Creating controversy

The following is a Team Billy post.

Being bored as I currently am, I've decided to stir the pot a little. I've been discussing production difficulties with Bj lately (actors' schedules, finding a proper set, whether or not to buy one of those "Hang In There" posters of a kitten on a tree branch, etc.), which has led me to think about what part of making this series is the most difficult.

On first glance it would seem clear that Team Bj faces many more obstacles. He has all of these problems to work out before he even starts recording, then an all new set of issues once that little red light on the camera lights up. My role - on the surface - appeared to involve little more than sitting on the couch trying to get my wife to laugh at dirty jokes.

But let's go a little deeper. Bj has to work a schedule around the actors' availability, but the actors exist.

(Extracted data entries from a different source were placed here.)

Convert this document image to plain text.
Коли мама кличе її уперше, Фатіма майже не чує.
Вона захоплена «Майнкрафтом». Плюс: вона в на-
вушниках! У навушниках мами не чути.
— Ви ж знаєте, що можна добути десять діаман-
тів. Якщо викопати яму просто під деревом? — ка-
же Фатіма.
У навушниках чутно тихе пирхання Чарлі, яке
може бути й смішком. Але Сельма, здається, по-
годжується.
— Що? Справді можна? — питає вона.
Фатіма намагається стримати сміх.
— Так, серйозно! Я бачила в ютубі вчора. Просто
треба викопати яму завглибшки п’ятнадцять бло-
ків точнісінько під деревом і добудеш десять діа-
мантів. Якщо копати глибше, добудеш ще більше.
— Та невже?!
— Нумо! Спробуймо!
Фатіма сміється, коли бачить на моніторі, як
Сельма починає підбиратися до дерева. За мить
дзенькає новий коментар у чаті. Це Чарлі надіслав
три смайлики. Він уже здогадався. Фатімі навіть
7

Bj has to find an office in which to film, but that office exists (somewhere). Bj will have to edit the footage from the shoots and piece it together into some logical order, but that footage will exist at that point. When I started writing, there was nothing. We're talking Old Testament darkness, people. I had to create these characters and squeeze words out of them. I had to create their lives and their work and their hopes and dreams and still somehow work in Wilford Brimley.

Of course Team Bj would argue that I had it much easier. He'll say stuff like "Billy's so smart and funny and people like him a lot. It wasn't hard for him to write this at all because he's incapable of NOT being funny. He can read the phonebook and have people peeing in their pants. I'm jealous of his awesomeness." Team Bj would say that the burden of putting such perfection on film is all but impossible, but do not be swayed. He's getting to live in my fantasy land, which is reward enough for all the sleepless nights filming and then the other sleepless nights editing and producing these shows that no one but our respective mothers are going to watch anyway.